November 10, 2015

Two Las Cruces city council races going to a recount

Photo via Flickr by Erik (HASH) Hersman

Two city council races in Las Cruces that finished with close results will be headed to a recount.

Photo via Flickr by Erik (HASH) Hersman

Photo via Flickr by Erik (HASH) Hersman

NM Political Report confirmed with the Las Cruces city clerk that Eli Guzman and Richard Hall each requested recount. The two candidates requested recounts of five polling locations.

The two progressive candidates won by the initial count in the Nov. 3 elections.

The clerk’s office said they are in the process of scheduling the recount.

Like many other areas, Las Cruces is using voting convenience centers, so voters could vote from any of the nine locations throughout the city in the elections last week.

In Las Cruces’ District 1, Kasandra Gandara defeated Guzman 871 votes to 853 votes in a race with three names on the ballot (Steven Calderazzo asked to have his name removed from the ballot, but after the date where ballots were first printed).

In Las Cruces’ District 4, Jack Eakman won by just 11 votes, 621 to 610, over Hall.

Unlike with state elections, such as statewide and legislative races, there is no automatic recount provision in Las Cruces. This means despite the close races, the candidates requesting the recall will have to foot the bills.

Ken Miyagishima won reelection as mayor easily and Gregory Z. Smith won in another city council race.

The Las Cruces area had a high profile recount before; in the House District 37 race in 2012, Terry McMillan ended up winning by eight votes after a recount over Joanne Ferrary out of more than 12,000 ballots cast.

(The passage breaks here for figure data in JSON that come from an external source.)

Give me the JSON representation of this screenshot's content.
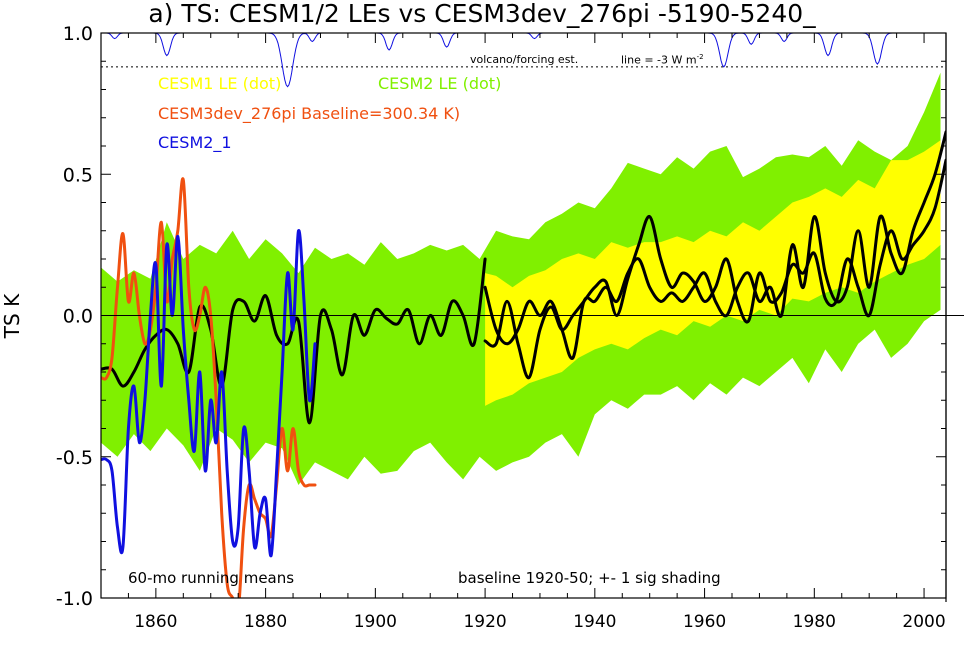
{
  "chart_data": {
    "type": "line",
    "title": "a) TS: CESM1/2 LEs vs CESM3dev_276pi -5190-5240_",
    "ylabel": "TS K",
    "xlabel": "",
    "xlim": [
      1850,
      2004
    ],
    "ylim": [
      -1.0,
      1.0
    ],
    "x_ticks": [
      1860,
      1880,
      1900,
      1920,
      1940,
      1960,
      1980,
      2000
    ],
    "x_tick_labels": [
      "1860",
      "1880",
      "1900",
      "1920",
      "1940",
      "1960",
      "1980",
      "2000"
    ],
    "y_ticks": [
      -1.0,
      -0.5,
      0.0,
      0.5,
      1.0
    ],
    "y_tick_labels": [
      "-1.0",
      "-0.5",
      "0.0",
      "0.5",
      "1.0"
    ],
    "grid": false,
    "legend": [
      {
        "label": "CESM1 LE (dot)",
        "color": "#ffff00"
      },
      {
        "label": "CESM2 LE (dot)",
        "color": "#80f000"
      },
      {
        "label": "CESM3dev_276pi Baseline=300.34 K)",
        "color": "#f05010"
      },
      {
        "label": "CESM2_1",
        "color": "#1010e0"
      }
    ],
    "annotations": {
      "volcano_label": "volcano/forcing est.",
      "forcing_scale": "line = -3 W m",
      "forcing_scale_sup": "-2",
      "running_means": "60-mo running means",
      "baseline_note": "baseline 1920-50; +- 1 sig shading"
    },
    "forcing_reference_y": 0.88,
    "volcano_dips": [
      {
        "year": 1852.5,
        "depth": 0.02
      },
      {
        "year": 1862.0,
        "depth": 0.08
      },
      {
        "year": 1884.0,
        "depth": 0.19
      },
      {
        "year": 1888.5,
        "depth": 0.03
      },
      {
        "year": 1902.5,
        "depth": 0.06
      },
      {
        "year": 1913.0,
        "depth": 0.05
      },
      {
        "year": 1929.0,
        "depth": 0.02
      },
      {
        "year": 1963.5,
        "depth": 0.12
      },
      {
        "year": 1968.5,
        "depth": 0.04
      },
      {
        "year": 1974.5,
        "depth": 0.03
      },
      {
        "year": 1982.5,
        "depth": 0.08
      },
      {
        "year": 1991.5,
        "depth": 0.11
      }
    ],
    "cesm2_envelope": {
      "x": [
        1850,
        1853,
        1856,
        1859,
        1862,
        1865,
        1868,
        1871,
        1874,
        1877,
        1880,
        1883,
        1886,
        1889,
        1892,
        1895,
        1898,
        1901,
        1904,
        1907,
        1910,
        1913,
        1916,
        1919,
        1922,
        1925,
        1928,
        1931,
        1934,
        1937,
        1940,
        1943,
        1946,
        1949,
        1952,
        1955,
        1958,
        1961,
        1964,
        1967,
        1970,
        1973,
        1976,
        1979,
        1982,
        1985,
        1988,
        1991,
        1994,
        1997,
        2000,
        2003
      ],
      "upper": [
        0.17,
        0.12,
        0.16,
        0.13,
        0.33,
        0.2,
        0.25,
        0.22,
        0.3,
        0.2,
        0.27,
        0.22,
        0.15,
        0.24,
        0.2,
        0.22,
        0.18,
        0.26,
        0.2,
        0.22,
        0.25,
        0.23,
        0.25,
        0.2,
        0.3,
        0.28,
        0.27,
        0.33,
        0.36,
        0.4,
        0.38,
        0.45,
        0.54,
        0.52,
        0.5,
        0.56,
        0.52,
        0.58,
        0.6,
        0.49,
        0.52,
        0.56,
        0.57,
        0.56,
        0.6,
        0.53,
        0.62,
        0.58,
        0.55,
        0.6,
        0.72,
        0.86
      ],
      "lower": [
        -0.45,
        -0.5,
        -0.42,
        -0.48,
        -0.4,
        -0.46,
        -0.55,
        -0.4,
        -0.44,
        -0.52,
        -0.45,
        -0.47,
        -0.6,
        -0.52,
        -0.55,
        -0.58,
        -0.5,
        -0.56,
        -0.55,
        -0.48,
        -0.45,
        -0.52,
        -0.58,
        -0.5,
        -0.55,
        -0.52,
        -0.5,
        -0.45,
        -0.42,
        -0.5,
        -0.35,
        -0.3,
        -0.33,
        -0.28,
        -0.28,
        -0.25,
        -0.3,
        -0.24,
        -0.28,
        -0.22,
        -0.25,
        -0.2,
        -0.15,
        -0.24,
        -0.12,
        -0.2,
        -0.1,
        -0.05,
        -0.15,
        -0.1,
        -0.02,
        0.02
      ]
    },
    "cesm1_envelope": {
      "x": [
        1920,
        1922,
        1925,
        1928,
        1931,
        1934,
        1937,
        1940,
        1943,
        1946,
        1949,
        1952,
        1955,
        1958,
        1961,
        1964,
        1967,
        1970,
        1973,
        1976,
        1979,
        1982,
        1985,
        1988,
        1991,
        1994,
        1997,
        2000,
        2003
      ],
      "upper": [
        0.15,
        0.14,
        0.1,
        0.14,
        0.16,
        0.2,
        0.22,
        0.2,
        0.26,
        0.24,
        0.26,
        0.26,
        0.28,
        0.26,
        0.3,
        0.28,
        0.33,
        0.3,
        0.35,
        0.4,
        0.42,
        0.45,
        0.42,
        0.48,
        0.45,
        0.55,
        0.55,
        0.58,
        0.62
      ],
      "lower": [
        -0.32,
        -0.3,
        -0.28,
        -0.24,
        -0.22,
        -0.2,
        -0.15,
        -0.12,
        -0.1,
        -0.12,
        -0.08,
        -0.05,
        -0.07,
        -0.02,
        -0.04,
        0.0,
        -0.02,
        0.02,
        0.0,
        0.06,
        0.05,
        0.08,
        0.1,
        0.08,
        0.12,
        0.15,
        0.18,
        0.2,
        0.25
      ]
    },
    "series": [
      {
        "color": "#000000",
        "x": [
          1850,
          1852,
          1854,
          1856,
          1858,
          1860,
          1862,
          1864,
          1866,
          1868,
          1870,
          1872,
          1874,
          1876,
          1878,
          1880,
          1882,
          1884,
          1886,
          1888,
          1890,
          1892,
          1894,
          1896,
          1898,
          1900,
          1902,
          1904,
          1906,
          1908,
          1910,
          1912,
          1914,
          1916,
          1918,
          1920
        ],
        "values": [
          -0.19,
          -0.19,
          -0.25,
          -0.2,
          -0.12,
          -0.07,
          -0.05,
          -0.1,
          -0.2,
          0.03,
          -0.05,
          -0.25,
          0.02,
          0.05,
          -0.02,
          0.07,
          -0.07,
          -0.1,
          -0.02,
          -0.38,
          0.0,
          -0.05,
          -0.21,
          0.0,
          -0.07,
          0.02,
          -0.01,
          -0.03,
          0.02,
          -0.1,
          0.0,
          -0.07,
          0.05,
          0.0,
          -0.1,
          0.2
        ]
      },
      {
        "color": "#000000",
        "x": [
          1920,
          1922,
          1924,
          1926,
          1928,
          1930,
          1932,
          1934,
          1936,
          1938,
          1940,
          1942,
          1944,
          1946,
          1948,
          1950,
          1952,
          1954,
          1956,
          1958,
          1960,
          1962,
          1964,
          1966,
          1968,
          1970,
          1972,
          1974,
          1976,
          1978,
          1980,
          1982,
          1984,
          1986,
          1988,
          1990,
          1992,
          1994,
          1996,
          1998,
          2000,
          2002,
          2004
        ],
        "values": [
          -0.09,
          -0.1,
          0.05,
          -0.1,
          -0.22,
          -0.05,
          0.03,
          -0.05,
          0.0,
          0.05,
          0.1,
          0.12,
          0.0,
          0.13,
          0.25,
          0.35,
          0.2,
          0.1,
          0.15,
          0.12,
          0.05,
          0.1,
          0.2,
          0.05,
          -0.02,
          0.15,
          0.05,
          0.08,
          0.18,
          0.15,
          0.22,
          0.06,
          0.05,
          0.2,
          0.1,
          0.0,
          0.18,
          0.3,
          0.2,
          0.25,
          0.3,
          0.38,
          0.55
        ]
      },
      {
        "color": "#000000",
        "x": [
          1920,
          1922,
          1924,
          1926,
          1928,
          1930,
          1932,
          1934,
          1936,
          1938,
          1940,
          1942,
          1944,
          1946,
          1948,
          1950,
          1952,
          1954,
          1956,
          1958,
          1960,
          1962,
          1964,
          1966,
          1968,
          1970,
          1972,
          1974,
          1976,
          1978,
          1980,
          1982,
          1984,
          1986,
          1988,
          1990,
          1992,
          1994,
          1996,
          1998,
          2000,
          2002,
          2004
        ],
        "values": [
          0.1,
          -0.05,
          -0.1,
          -0.05,
          0.05,
          0.0,
          0.05,
          -0.05,
          -0.15,
          0.05,
          0.05,
          0.1,
          0.05,
          0.15,
          0.2,
          0.1,
          0.05,
          0.08,
          0.05,
          0.1,
          0.15,
          0.05,
          0.0,
          0.1,
          0.15,
          0.05,
          0.1,
          0.0,
          0.25,
          0.1,
          0.35,
          0.15,
          0.05,
          0.1,
          0.3,
          0.1,
          0.35,
          0.22,
          0.15,
          0.3,
          0.4,
          0.5,
          0.65
        ]
      },
      {
        "color": "#f05010",
        "x": [
          1850,
          1851,
          1852,
          1853,
          1854,
          1855,
          1856,
          1857,
          1858,
          1859,
          1860,
          1861,
          1862,
          1863,
          1864,
          1865,
          1866,
          1867,
          1868,
          1869,
          1870,
          1871,
          1872,
          1873,
          1874,
          1875,
          1876,
          1877,
          1878,
          1879,
          1880,
          1881,
          1882,
          1883,
          1884,
          1885,
          1886,
          1887,
          1888,
          1889
        ],
        "values": [
          -0.22,
          -0.22,
          -0.15,
          0.1,
          0.29,
          0.05,
          0.15,
          0.0,
          -0.1,
          -0.05,
          0.1,
          0.33,
          0.05,
          0.2,
          0.3,
          0.48,
          0.1,
          -0.05,
          0.0,
          0.1,
          0.0,
          -0.3,
          -0.7,
          -0.95,
          -1.0,
          -1.05,
          -0.75,
          -0.6,
          -0.65,
          -0.7,
          -0.72,
          -0.78,
          -0.6,
          -0.4,
          -0.55,
          -0.4,
          -0.55,
          -0.6,
          -0.6,
          -0.6
        ]
      },
      {
        "color": "#1010e0",
        "x": [
          1850,
          1851,
          1852,
          1853,
          1854,
          1855,
          1856,
          1857,
          1858,
          1859,
          1860,
          1861,
          1862,
          1863,
          1864,
          1865,
          1866,
          1867,
          1868,
          1869,
          1870,
          1871,
          1872,
          1873,
          1874,
          1875,
          1876,
          1877,
          1878,
          1879,
          1880,
          1881,
          1882,
          1883,
          1884,
          1885,
          1886,
          1887,
          1888,
          1889
        ],
        "values": [
          -0.51,
          -0.51,
          -0.55,
          -0.75,
          -0.82,
          -0.4,
          -0.25,
          -0.45,
          -0.3,
          0.0,
          0.18,
          -0.25,
          0.25,
          0.0,
          0.28,
          -0.05,
          -0.3,
          -0.48,
          -0.2,
          -0.55,
          -0.3,
          -0.45,
          -0.2,
          -0.55,
          -0.8,
          -0.75,
          -0.4,
          -0.55,
          -0.82,
          -0.7,
          -0.65,
          -0.85,
          -0.55,
          -0.2,
          0.15,
          -0.05,
          0.3,
          0.05,
          -0.3,
          -0.1
        ]
      }
    ]
  }
}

The two had been tied before the recount, but the automatic recount provision in state election law kicked in. In a 2014 rematch, McMillan won again, this time by 409 votes.

Update: added more information to the report and spoke to Jason Isbell, a spokesman for the Guzman and Hall.

“I anticipate a smooth process with the city, but have volunteered to help the candidates with anything they may need during this process,” Isbell said. “The candidates may also seek legal counsel if the need arises.”

Isbell said Guzman and Hall are “going to let the process play out.”